STAFF REPORT • Mar 30, 2018 at 6:00 PM

ROGERSVILLE — Special events are scheduled at both branches of the Hawkins County Health Department next week as part of the statewide Public Health Week.

Among the events scheduled between 9-11 a.m. at the Rogersville and Church Hill offices are a “drug takeback” by local law enforcement; fire truck tours and information on fire safety resources; information on Hawkins County Head Start; and car seat safety information.

Hawkins County Health Department Director Garnet Southerland said state and local public health agencies are encouraged next week to partner with private organizations and educational institutions to celebrate Health Week with their own activities to promote health and acknowledge the many benefits of public health among citizens.

“The Hawkins County Health Departments in Church Hill and Rogersville are proud community partners providing a variety of services such as well child exams, immunizations, birth and death certificates, WIC, family planning and children’s dental care, to name a few,” Southerland said. “We invite the public to call or come by to learn about all the services we have to offer.”

On Monday, Hawkins County Mayor Melville Bailey signed a proclamation establishing April 2-8 as Public Health Week in Hawkins County.

That coincides with the Tennessee Public Health Association (TPHA) announcement of its annual celebration of National Public Health Week observed across the state on April 2-8 as well.

National Public Health Week brings individuals and communities across Tennessee together to celebrate the work and dedication of public health professionals and volunteers and highlight issues that are important to improving the health of our state and nation.

This year’s National Public Health Week theme is “Healthiest Nation 2030 Changing Our Future Together” — a call to make the United States the healthiest nation in one generation by 2030.

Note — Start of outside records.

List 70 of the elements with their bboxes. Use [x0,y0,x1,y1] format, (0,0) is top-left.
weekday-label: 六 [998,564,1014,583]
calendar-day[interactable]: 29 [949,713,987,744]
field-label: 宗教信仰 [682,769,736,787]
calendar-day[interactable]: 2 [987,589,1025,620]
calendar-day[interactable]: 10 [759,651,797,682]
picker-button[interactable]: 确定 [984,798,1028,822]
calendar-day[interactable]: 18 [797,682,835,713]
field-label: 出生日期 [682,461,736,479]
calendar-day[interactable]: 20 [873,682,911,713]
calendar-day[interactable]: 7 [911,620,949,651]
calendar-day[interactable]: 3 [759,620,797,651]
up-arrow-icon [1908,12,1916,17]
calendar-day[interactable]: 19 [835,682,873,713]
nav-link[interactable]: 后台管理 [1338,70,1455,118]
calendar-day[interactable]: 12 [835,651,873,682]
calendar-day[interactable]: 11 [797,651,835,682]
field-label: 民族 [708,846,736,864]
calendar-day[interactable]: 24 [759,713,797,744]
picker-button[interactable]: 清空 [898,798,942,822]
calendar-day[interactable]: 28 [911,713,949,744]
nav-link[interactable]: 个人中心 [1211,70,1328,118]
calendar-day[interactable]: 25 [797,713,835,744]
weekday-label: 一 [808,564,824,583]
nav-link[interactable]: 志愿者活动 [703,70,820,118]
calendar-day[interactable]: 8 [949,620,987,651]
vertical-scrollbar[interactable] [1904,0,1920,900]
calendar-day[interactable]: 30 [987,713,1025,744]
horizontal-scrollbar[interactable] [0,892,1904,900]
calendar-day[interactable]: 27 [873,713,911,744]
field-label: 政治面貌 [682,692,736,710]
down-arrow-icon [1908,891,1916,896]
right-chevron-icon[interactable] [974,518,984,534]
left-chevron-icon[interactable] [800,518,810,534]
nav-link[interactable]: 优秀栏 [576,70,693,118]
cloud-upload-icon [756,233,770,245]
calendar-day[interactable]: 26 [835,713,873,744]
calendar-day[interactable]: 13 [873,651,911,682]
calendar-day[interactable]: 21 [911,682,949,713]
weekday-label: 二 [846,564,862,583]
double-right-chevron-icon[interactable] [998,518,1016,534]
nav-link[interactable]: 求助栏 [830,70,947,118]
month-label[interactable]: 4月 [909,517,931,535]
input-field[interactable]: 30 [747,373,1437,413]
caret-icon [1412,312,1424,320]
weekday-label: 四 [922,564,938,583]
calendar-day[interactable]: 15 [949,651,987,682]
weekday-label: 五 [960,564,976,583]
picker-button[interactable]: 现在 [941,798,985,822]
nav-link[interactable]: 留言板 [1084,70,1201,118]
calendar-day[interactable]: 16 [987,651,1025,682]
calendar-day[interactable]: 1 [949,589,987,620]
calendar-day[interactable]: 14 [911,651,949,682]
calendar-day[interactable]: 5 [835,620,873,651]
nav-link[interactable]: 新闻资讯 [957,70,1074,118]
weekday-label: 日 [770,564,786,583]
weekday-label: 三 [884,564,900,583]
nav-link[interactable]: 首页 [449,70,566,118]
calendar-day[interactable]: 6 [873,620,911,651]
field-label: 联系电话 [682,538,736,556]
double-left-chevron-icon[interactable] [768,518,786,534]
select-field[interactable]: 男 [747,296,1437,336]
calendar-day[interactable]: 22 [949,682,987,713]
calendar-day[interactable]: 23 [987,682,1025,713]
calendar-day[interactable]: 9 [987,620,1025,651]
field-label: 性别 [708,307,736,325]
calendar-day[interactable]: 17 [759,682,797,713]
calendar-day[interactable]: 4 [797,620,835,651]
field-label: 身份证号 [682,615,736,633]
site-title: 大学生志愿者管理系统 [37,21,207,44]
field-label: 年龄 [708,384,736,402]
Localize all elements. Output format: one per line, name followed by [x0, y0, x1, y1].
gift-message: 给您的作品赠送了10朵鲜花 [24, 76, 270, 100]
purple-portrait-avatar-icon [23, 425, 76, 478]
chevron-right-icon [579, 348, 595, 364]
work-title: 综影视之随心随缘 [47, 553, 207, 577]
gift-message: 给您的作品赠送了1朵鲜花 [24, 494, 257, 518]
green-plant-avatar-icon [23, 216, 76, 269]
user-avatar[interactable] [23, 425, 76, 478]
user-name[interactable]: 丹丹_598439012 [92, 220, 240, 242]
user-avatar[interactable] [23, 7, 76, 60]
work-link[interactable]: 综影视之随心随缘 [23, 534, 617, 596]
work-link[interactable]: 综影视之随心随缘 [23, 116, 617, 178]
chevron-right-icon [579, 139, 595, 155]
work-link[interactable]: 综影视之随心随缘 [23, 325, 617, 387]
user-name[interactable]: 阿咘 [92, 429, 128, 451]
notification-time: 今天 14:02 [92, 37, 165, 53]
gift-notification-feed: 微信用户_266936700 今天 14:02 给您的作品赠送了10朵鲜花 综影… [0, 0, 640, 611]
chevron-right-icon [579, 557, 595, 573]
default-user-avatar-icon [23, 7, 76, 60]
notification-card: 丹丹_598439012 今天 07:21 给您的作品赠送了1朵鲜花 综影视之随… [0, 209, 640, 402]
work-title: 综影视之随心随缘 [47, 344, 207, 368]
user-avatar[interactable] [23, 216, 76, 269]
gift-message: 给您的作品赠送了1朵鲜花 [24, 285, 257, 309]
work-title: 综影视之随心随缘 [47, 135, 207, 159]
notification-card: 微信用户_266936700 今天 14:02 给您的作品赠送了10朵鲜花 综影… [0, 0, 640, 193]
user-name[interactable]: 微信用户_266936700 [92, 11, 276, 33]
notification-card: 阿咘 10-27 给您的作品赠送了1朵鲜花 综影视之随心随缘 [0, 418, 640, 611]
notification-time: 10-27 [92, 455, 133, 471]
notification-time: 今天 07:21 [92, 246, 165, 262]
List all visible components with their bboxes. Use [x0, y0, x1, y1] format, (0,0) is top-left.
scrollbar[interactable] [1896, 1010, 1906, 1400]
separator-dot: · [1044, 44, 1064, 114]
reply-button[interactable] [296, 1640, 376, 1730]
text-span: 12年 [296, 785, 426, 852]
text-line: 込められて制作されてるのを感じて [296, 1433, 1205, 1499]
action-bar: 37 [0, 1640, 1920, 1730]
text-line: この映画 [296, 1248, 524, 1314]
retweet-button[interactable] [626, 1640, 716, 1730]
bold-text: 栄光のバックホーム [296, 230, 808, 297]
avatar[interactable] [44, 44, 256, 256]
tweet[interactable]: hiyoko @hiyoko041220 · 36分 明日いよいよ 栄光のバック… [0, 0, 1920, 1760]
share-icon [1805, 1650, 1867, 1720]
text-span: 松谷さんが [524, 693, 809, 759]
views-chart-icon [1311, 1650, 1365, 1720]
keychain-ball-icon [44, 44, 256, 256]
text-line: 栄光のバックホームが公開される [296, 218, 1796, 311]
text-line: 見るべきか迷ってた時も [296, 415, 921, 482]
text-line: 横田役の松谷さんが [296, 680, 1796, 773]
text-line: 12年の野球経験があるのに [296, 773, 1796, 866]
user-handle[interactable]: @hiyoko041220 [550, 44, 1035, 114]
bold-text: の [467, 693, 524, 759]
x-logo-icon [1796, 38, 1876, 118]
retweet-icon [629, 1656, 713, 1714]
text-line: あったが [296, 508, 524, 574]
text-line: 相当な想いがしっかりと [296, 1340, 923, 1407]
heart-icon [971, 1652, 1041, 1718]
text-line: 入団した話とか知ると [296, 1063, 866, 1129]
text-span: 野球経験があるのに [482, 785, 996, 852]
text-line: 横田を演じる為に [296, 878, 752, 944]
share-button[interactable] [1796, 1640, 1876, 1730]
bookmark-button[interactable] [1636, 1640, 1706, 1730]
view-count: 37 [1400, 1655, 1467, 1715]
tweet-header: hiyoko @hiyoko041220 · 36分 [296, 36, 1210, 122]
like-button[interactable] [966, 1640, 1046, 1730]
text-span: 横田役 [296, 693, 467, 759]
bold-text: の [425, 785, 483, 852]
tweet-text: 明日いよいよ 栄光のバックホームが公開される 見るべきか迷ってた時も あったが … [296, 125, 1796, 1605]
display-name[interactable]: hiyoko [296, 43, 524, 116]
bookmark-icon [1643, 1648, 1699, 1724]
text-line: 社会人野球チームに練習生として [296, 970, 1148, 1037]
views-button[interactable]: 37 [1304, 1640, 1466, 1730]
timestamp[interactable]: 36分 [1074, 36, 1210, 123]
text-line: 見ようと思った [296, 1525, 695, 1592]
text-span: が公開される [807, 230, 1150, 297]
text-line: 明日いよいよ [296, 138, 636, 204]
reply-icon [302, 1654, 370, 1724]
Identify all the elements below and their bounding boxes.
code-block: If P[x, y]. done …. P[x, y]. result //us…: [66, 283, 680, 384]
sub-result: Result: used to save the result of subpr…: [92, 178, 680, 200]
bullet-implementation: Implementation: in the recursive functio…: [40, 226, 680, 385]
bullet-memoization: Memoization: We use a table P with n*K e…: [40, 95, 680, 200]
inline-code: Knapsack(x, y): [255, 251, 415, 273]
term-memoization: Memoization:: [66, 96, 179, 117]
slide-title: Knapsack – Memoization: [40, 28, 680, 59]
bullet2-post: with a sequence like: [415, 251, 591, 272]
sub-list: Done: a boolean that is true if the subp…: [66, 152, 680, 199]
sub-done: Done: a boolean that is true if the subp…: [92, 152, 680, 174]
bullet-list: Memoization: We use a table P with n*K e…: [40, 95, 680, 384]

“All Tennesseans deserve to live a long and healthy life. To make our state healthier, we must focus on areas including behavioral health, communicable diseases, environmental health, injury and violence prevention and ensuring the right to health,” said TPHA Executive Director Kim Harrell. “Let’s start new conversations and be advocates for positive change. If Tennesseans work together where we live, work and play, we can make sure our state leads the way to a healthier nation in one generation.”